How do search engines work?
Search engines work by taking a list of known URLs, which then go to the scheduler. The scheduler decides when to crawl each URL. Crawled pages then go to the parser where vital information is extracted and indexed. Parsed links go to the scheduler, which prioritizes their crawling and re-crawling.
When you search for something, search engines return matching pages, and algorithms rank them by relevance.
We’ll cover ranking algorithms shortly. First, let’s drill deeper into the mechanisms used to build and maintain a web index to make sure we understand how they work. These are scheduling, crawling, parsing, and indexing.
Scheduling
The scheduler assesses the relative importance of new and known URLs. It then decides when to crawl new URLs and how often to re-crawl known URLs.
Crawling
The crawler is a computer program that downloads web pages. Search engines discover new content by regularly re-crawling known pages where new links often get added over time.
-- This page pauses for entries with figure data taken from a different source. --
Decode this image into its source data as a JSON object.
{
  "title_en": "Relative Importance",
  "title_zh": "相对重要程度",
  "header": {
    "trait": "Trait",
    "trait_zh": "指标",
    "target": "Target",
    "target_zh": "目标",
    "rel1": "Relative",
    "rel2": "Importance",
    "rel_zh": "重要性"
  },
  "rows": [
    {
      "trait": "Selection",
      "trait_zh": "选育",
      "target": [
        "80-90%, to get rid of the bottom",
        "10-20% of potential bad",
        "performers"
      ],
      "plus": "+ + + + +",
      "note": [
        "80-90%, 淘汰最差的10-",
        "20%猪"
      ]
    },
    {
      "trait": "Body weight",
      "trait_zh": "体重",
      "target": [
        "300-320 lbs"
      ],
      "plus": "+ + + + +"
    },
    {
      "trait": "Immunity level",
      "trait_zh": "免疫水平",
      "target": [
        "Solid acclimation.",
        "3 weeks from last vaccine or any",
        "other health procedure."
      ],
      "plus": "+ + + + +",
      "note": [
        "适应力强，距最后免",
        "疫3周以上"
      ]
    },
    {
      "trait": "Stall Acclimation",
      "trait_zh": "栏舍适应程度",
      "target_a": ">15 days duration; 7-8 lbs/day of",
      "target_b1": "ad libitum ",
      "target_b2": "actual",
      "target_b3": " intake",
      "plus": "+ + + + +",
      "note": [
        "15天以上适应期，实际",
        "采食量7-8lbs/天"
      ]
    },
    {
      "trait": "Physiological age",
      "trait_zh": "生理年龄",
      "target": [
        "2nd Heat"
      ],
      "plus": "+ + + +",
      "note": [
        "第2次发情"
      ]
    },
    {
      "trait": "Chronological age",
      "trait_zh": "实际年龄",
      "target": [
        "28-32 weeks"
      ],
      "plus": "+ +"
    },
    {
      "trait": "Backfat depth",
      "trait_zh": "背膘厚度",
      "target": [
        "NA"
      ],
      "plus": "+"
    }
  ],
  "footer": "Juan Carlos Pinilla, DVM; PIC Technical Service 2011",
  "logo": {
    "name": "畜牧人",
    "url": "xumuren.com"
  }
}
For example, every time we publish a new blog post, it gets pushed to the top of our blog homepage, where there’s a link.
When a search engine like Google re-crawls that page, it downloads the content of the page with the recently-added links.
The crawler then passes the downloaded web page to the parser.
Parsing
The parser extracts links from the page, along with other key information. It then sends extracted URLs to the scheduler and extracted data for indexing.
Indexing
Indexing is where parsed information from crawled pages gets added to a database called a search index.
Think of this as a digital library of information about trillions of web pages.